Learning From Space Mutants
Without knowing exactly what will change for bacteria in space, the researchers have reason to expect the terrestrial and microgravity results to be different. Past experiments have shown that weightlessness affects metabolism, gene expression, and protein regulation in microorganisms, but the effect on the team’s PET-upcycling bacteria is unknown. The effect of microgravity on interfacial biocatalysis—enzymes degrading sheets of PET—is similarly unknown.
“We know that spaceflight will have effects from radiation and microgravity, but we do not have a priori knowledge of the effect of these stressors on the enzyme or engineered strain’s performance,” Werner said.
Once the experiment is complete and the experiment box is back on Earth, scientists will measure the extent of plastic degradation by observing both the physical and chemical changes within the chambers. The team will also sequence the DNA and analyze the proteins of the bacteria to assess changes in the space cultivations.
“For this to be a viable option for circularity in low Earth orbit, we need to understand what changes occur in that environment and engineer our systems to circumvent undesirable changes or amplify desirable ones,” Werner said.

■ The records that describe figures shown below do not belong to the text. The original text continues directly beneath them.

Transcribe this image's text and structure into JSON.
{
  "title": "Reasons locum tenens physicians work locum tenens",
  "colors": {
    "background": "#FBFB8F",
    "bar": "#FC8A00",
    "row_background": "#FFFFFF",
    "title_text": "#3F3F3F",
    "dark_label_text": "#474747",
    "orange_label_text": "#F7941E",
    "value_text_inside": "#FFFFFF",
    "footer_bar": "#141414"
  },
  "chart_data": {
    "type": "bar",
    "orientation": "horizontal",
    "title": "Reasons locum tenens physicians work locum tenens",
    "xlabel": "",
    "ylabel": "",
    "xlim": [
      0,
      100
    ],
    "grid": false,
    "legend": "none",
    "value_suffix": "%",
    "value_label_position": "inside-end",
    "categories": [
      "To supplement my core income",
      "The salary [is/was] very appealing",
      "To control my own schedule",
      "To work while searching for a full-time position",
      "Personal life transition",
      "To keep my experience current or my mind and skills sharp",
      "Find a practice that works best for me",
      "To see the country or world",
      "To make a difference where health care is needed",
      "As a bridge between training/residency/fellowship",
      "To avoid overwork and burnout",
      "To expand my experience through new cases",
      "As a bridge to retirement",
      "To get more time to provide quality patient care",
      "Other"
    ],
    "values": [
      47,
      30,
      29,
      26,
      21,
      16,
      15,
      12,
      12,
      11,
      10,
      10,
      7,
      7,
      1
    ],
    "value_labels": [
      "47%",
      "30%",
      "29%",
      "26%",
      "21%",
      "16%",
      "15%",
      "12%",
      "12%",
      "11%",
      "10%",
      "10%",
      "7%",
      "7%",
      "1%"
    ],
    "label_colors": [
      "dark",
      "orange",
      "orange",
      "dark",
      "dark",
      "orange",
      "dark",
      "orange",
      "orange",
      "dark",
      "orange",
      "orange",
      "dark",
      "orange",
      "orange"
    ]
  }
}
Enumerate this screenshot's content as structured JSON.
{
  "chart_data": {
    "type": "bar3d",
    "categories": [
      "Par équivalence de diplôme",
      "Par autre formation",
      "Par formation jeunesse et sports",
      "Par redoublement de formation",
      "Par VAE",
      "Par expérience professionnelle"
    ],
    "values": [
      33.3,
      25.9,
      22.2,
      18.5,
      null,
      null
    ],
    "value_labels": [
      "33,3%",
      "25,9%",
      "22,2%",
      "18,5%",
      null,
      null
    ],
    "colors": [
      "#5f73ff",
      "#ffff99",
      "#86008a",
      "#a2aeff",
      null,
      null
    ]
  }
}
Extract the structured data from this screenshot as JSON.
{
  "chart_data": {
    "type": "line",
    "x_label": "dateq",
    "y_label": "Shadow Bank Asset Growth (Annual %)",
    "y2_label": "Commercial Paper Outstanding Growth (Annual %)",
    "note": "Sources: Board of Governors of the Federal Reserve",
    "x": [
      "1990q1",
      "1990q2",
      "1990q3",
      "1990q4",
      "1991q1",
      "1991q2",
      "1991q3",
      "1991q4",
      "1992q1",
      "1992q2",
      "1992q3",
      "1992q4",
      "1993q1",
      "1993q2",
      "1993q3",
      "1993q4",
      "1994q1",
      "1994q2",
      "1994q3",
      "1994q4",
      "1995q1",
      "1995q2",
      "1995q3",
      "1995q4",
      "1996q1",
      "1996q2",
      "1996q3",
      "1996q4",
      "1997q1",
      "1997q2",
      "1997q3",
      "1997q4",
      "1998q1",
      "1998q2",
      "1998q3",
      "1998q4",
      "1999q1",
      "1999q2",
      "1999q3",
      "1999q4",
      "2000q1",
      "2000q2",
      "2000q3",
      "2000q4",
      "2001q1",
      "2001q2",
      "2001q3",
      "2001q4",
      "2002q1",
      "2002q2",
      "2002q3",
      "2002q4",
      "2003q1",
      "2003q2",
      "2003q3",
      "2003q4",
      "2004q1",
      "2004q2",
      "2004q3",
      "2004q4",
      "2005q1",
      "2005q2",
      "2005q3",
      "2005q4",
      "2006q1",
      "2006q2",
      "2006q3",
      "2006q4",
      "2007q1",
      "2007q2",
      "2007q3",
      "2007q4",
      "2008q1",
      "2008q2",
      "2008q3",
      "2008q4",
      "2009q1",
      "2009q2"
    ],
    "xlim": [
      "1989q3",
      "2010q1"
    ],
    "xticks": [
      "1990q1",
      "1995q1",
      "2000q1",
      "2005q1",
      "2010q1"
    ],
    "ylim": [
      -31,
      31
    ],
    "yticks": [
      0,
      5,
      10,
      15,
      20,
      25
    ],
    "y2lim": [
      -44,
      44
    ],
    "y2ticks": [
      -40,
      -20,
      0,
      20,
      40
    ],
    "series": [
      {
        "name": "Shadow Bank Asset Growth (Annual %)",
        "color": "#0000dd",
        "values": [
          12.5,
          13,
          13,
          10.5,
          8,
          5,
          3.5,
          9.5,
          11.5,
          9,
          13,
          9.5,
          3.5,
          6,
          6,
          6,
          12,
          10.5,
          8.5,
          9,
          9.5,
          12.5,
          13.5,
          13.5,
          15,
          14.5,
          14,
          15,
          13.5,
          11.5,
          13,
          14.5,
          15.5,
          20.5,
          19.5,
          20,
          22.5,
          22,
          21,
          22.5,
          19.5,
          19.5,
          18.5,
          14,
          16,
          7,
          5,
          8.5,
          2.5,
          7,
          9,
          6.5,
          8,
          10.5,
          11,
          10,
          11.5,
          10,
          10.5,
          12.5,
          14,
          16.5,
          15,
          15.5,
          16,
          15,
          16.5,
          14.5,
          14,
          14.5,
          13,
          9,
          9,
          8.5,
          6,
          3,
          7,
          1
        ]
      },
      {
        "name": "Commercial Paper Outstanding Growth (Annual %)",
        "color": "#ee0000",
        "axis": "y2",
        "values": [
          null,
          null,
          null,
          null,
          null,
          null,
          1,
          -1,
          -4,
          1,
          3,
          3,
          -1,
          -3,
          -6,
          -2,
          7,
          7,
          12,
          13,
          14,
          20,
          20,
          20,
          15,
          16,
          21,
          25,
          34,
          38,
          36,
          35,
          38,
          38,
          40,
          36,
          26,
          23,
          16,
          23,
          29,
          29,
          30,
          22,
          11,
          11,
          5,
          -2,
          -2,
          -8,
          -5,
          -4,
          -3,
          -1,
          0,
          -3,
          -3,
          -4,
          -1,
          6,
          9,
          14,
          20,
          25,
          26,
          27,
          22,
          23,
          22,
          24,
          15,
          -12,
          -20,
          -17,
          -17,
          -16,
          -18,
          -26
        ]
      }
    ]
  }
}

These lessons could lead to the next breakthrough for genetic engineering or could allow future missions to employ P. putida for material circularity and space travel. In either case, scientists will soon have new insights into transforming plastic waste.
More Space Travels Slated
A separate trip to space for P. putida was announced this year, in which oxidative, rather than enzymatic, breakdown of plastics will take place on the ISS. Werner and collaborators at NREL will once again be studying the evolutionary effects of spaceflight on their microorganism, albeit for a different upcycling pathway. Their work was selected following a competitive pitch round and will also support the BOTTLE Consortium.